Argentina Elects Right-Wing, Pro-Business Mauricio Macri

Mauricio Macri, mayor of Buenos Aires and president-elect of Argentina (Gobierno de la Ciudad de Buenos Aires/Flickr)

Mauricio Macri, mayor of Buenos Aires and president-elect of Argentina (Gobierno de la Ciudad de Buenos Aires/Flickr)

Speaking of neocolonialism, in run-off elections held on Sunday, the people of Argentina elected Mauricio Macri of the center-right Cambiemos party as their next president, ending 12 years of leftist kirchnerismo.

Upon winning, Macri, the current mayor of Buenos Aires and the son of an Italian-born mogul, vowed to implement free-market policies, form a closer bond with the United States, give some ground to the United Kingdom concerning the two sides’ disputed claims over the Malvinas, and combat Venezuela’s influence in South America.

As the Guardian reported days earlier, in an article warning a Macri victory “could bring [a] political shift to Latin America”:

In the final presidential debate this week, Macri threatened to propose the expulsion of Venezuela from the Mercosur regional trading bloc, over alleged human rights abuses. In a later press conference, he declared himself the antithesis of Venezuelan-style ’21st century socialism’, saying he represented ’21st century development’.

Of course, the antithesis of 21st-century socialism is 21st-century capitalism, which hasn’t changed much since the neoliberal policies forced onto Latin America by the U.S.-controlled International Monetary Fund during the 1990s. Those policies meant hard economic times throughout most of the hemisphere — perhaps nowhere more so than in Argentina, where the economy nosedived in 1998, forcing the government to default on its foreign debt in 2002.

The year 2003 witnessed the election of Néstor Kirchner, the late husband of outgoing President Cristina Fernández de Kirchner, who oversaw the start of over a decade of left-wing policies coupled with economic expansion. Unemployment went from 17 percent to seven percent, and, thanks to a cash transfer program similar to Bolsa Família in neighboring Brazil, poverty dropped by 70 percent.

In the midst of a global economic crisis beginning in 2008, Argentina continued to thrive — as well as much of the rest of Latin America — thanks to regional integration and investment from a booming China. As China’s bubble began to deflate, however, the growth of Latin America’s economies ground to a halt (and some even shrank). Argentina’s economy is one of those which has continued to grow each year, though modestly.

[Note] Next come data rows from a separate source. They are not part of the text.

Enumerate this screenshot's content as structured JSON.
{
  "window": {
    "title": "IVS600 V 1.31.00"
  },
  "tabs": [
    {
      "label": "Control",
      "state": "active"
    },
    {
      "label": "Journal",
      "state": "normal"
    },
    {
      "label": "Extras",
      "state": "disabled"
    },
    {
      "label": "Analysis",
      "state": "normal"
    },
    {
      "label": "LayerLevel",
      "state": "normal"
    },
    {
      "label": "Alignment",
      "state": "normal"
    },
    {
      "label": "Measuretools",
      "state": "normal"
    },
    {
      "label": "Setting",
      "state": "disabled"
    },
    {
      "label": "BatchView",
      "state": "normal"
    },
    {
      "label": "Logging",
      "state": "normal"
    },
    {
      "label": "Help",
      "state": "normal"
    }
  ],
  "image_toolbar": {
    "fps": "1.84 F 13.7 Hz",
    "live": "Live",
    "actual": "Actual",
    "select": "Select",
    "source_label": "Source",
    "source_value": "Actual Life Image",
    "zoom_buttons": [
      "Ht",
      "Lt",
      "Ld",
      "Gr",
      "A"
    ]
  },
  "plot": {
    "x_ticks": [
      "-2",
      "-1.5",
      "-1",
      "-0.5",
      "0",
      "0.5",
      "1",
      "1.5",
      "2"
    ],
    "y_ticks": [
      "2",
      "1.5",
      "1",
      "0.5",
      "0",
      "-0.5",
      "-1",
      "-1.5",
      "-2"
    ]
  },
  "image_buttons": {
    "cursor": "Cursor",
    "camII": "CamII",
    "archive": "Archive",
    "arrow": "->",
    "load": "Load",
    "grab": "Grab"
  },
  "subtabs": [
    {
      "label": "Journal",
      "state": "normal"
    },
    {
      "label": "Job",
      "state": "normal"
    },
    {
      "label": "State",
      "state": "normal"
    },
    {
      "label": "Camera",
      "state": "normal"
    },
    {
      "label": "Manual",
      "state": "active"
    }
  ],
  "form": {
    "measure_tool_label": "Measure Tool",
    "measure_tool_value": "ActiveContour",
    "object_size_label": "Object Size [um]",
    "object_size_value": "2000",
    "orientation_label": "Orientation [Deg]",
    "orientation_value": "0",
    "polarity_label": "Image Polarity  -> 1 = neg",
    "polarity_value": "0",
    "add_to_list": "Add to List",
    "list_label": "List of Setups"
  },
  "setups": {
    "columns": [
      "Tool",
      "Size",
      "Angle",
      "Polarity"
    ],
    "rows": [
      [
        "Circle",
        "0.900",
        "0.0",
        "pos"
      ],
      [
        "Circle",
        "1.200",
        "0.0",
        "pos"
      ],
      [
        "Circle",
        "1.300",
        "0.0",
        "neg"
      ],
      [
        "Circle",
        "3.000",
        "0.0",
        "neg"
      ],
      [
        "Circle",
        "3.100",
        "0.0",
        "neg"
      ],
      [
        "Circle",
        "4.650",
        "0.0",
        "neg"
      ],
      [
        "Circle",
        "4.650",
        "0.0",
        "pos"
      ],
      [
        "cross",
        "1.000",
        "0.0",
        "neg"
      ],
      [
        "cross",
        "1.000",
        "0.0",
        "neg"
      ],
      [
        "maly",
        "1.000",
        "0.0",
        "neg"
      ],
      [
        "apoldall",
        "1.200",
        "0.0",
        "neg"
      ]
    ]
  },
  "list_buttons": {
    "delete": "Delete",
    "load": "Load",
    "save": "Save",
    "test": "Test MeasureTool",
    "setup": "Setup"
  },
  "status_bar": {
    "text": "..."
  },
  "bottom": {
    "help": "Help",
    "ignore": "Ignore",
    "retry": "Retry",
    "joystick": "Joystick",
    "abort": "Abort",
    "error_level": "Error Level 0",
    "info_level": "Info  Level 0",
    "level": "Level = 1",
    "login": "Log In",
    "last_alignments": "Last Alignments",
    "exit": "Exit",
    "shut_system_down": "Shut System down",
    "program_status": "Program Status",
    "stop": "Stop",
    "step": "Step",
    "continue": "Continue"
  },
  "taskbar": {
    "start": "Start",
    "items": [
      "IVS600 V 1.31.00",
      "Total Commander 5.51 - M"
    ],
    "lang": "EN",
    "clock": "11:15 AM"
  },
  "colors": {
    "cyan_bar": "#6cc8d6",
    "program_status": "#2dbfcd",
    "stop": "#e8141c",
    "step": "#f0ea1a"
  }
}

Nonetheless, a sagging economy, plus Fernández’s battles with the Argentine media and a scandal involving the murky death of a federal prosecutor, created a lot of discontent within the president’s base.

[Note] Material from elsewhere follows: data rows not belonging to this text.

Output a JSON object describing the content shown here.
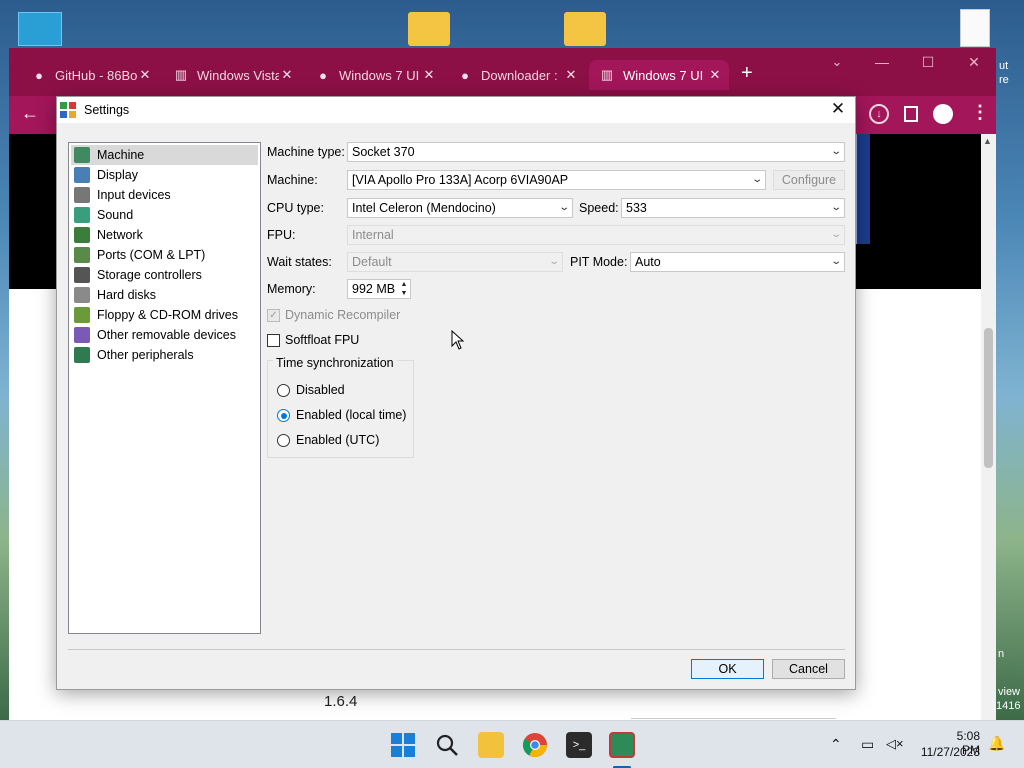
{
  "browser": {
    "tabs": [
      {
        "label": "GitHub - 86Bo",
        "icon": "github-icon"
      },
      {
        "label": "Windows Vista",
        "icon": "museum-icon"
      },
      {
        "label": "Windows 7 UI",
        "icon": "globe-icon"
      },
      {
        "label": "Downloader :",
        "icon": "globe-icon"
      },
      {
        "label": "Windows 7 UI",
        "icon": "museum-icon"
      }
    ],
    "active_tab": 4,
    "new_tab": "+",
    "accent": "#a3165a",
    "tabbar_color": "#8c1046"
  },
  "behind_page": {
    "version_text": "1.6.4",
    "right_edge_texts": [
      "ut",
      "re",
      "n",
      "view",
      "1416"
    ]
  },
  "dialog": {
    "title": "Settings",
    "close": "✕",
    "nav_items": [
      {
        "label": "Machine",
        "icon": "machine-icon",
        "selected": true
      },
      {
        "label": "Display",
        "icon": "display-icon"
      },
      {
        "label": "Input devices",
        "icon": "input-devices-icon"
      },
      {
        "label": "Sound",
        "icon": "sound-icon"
      },
      {
        "label": "Network",
        "icon": "network-icon"
      },
      {
        "label": "Ports (COM & LPT)",
        "icon": "ports-icon"
      },
      {
        "label": "Storage controllers",
        "icon": "storage-icon"
      },
      {
        "label": "Hard disks",
        "icon": "hard-disk-icon"
      },
      {
        "label": "Floppy & CD-ROM drives",
        "icon": "floppy-cdrom-icon"
      },
      {
        "label": "Other removable devices",
        "icon": "removable-icon"
      },
      {
        "label": "Other peripherals",
        "icon": "peripherals-icon"
      }
    ],
    "machine_type": {
      "label": "Machine type:",
      "value": "Socket 370"
    },
    "machine": {
      "label": "Machine:",
      "value": "[VIA Apollo Pro 133A] Acorp 6VIA90AP",
      "configure": "Configure"
    },
    "cpu_type": {
      "label": "CPU type:",
      "value": "Intel Celeron (Mendocino)"
    },
    "speed": {
      "label": "Speed:",
      "value": "533"
    },
    "fpu": {
      "label": "FPU:",
      "value": "Internal"
    },
    "wait_states": {
      "label": "Wait states:",
      "value": "Default"
    },
    "pit_mode": {
      "label": "PIT Mode:",
      "value": "Auto"
    },
    "memory": {
      "label": "Memory:",
      "value": "992 MB"
    },
    "dynamic_recompiler": {
      "label": "Dynamic Recompiler",
      "checked": true,
      "enabled": false
    },
    "softfloat_fpu": {
      "label": "Softfloat FPU",
      "checked": false
    },
    "time_sync": {
      "legend": "Time synchronization",
      "options": [
        "Disabled",
        "Enabled (local time)",
        "Enabled (UTC)"
      ],
      "selected": 1
    },
    "ok": "OK",
    "cancel": "Cancel"
  },
  "taskbar": {
    "time": "5:08 PM",
    "date": "11/27/2023",
    "apps": [
      "start-icon",
      "search-icon",
      "file-explorer-icon",
      "chrome-icon",
      "terminal-icon",
      "emulator-icon"
    ]
  }
}
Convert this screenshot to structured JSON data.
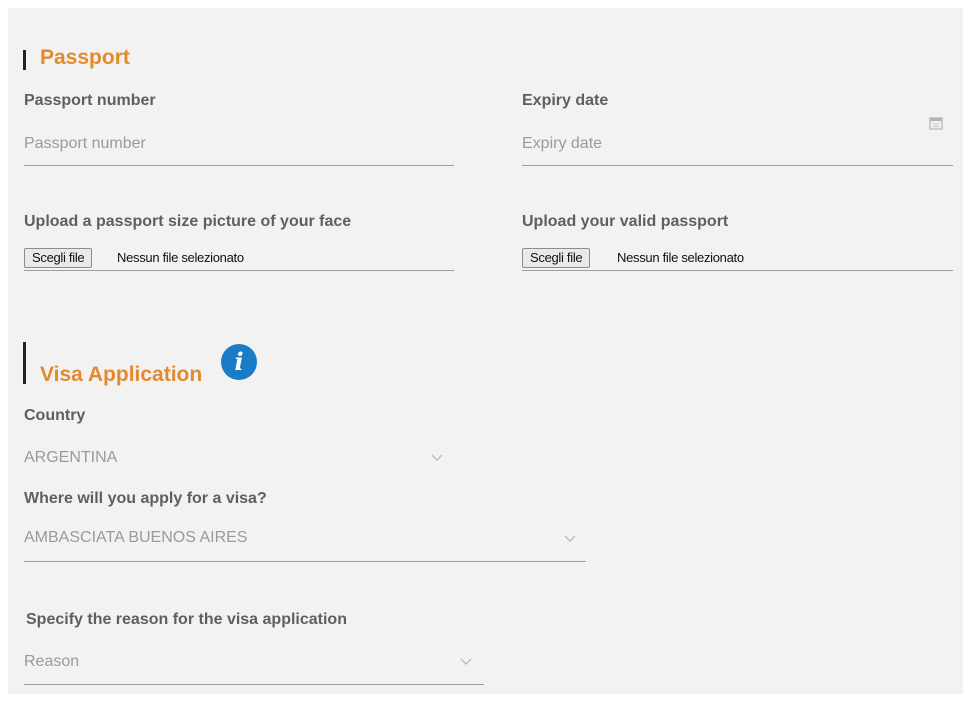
{
  "passport": {
    "title": "Passport",
    "number_label": "Passport number",
    "number_placeholder": "Passport number",
    "expiry_label": "Expiry date",
    "expiry_placeholder": "Expiry date",
    "calendar_icon": "calendar-icon",
    "photo_upload_label": "Upload a passport size picture of your face",
    "photo_button": "Scegli file",
    "photo_status": "Nessun file selezionato",
    "passport_upload_label": "Upload your valid passport",
    "passport_button": "Scegli file",
    "passport_status": "Nessun file selezionato"
  },
  "visa": {
    "title": "Visa Application",
    "info_icon": "info-icon",
    "info_glyph": "i",
    "country_label": "Country",
    "country_value": "ARGENTINA",
    "apply_label": "Where will you apply for a visa?",
    "apply_value": "AMBASCIATA BUENOS AIRES",
    "reason_label": "Specify the reason for the visa application",
    "reason_placeholder": "Reason"
  },
  "colors": {
    "accent": "#e38a2d",
    "info_blue": "#1a7cc6",
    "panel_bg": "#f2f2f2"
  }
}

“We need a change,” Luciana Esteruelas, a hotel worker who voted for Macri, told the Guardian. “Cristina did some good things in the beginning. But there have been more problems in the last few years. It’s time to give someone else a chance.”

But a chance to do what? As Mark Weisbrot, a co-director at the Center for Economic and Policy Research, recently wrote for the Huffington Post:

Macri probably does not have [Ronald] Reagan’s talent as an actor and communicator to radically transform Argentina and reverse most of the gains of the last 13 years. But it seems likely from the interests that he represents, and his political orientation, that Argentina’s poor and working people will bear the brunt of any economic adjustment. And there is a serious risk that by following right-wing ‘fixes’ for the economy, he could launch a cycle of self-defeating austerity and recession of the kind that we have seen in Greece and the eurozone.

The Kirchners also reversed the impunity of military officers responsible for mass murder and torture during the dictatorship, and hundreds have been tried and convicted for their crimes. Macri has dismissed these unprecedented human rights achievements as mere political showmanship. His party also voted against marriage equality, which was passed anyway, making Argentina the first country in Latin America to legalize same-sex marriage.

The Kirchner regime certainly had its defects, especially toward the end. But that’s no reason to elect someone who promises to do everything completely different.

Time will tell how much Macri will be able to undo the progress of the past 12 years, and whether Latin America’s so-called “pink tide” has finally begun to ebb.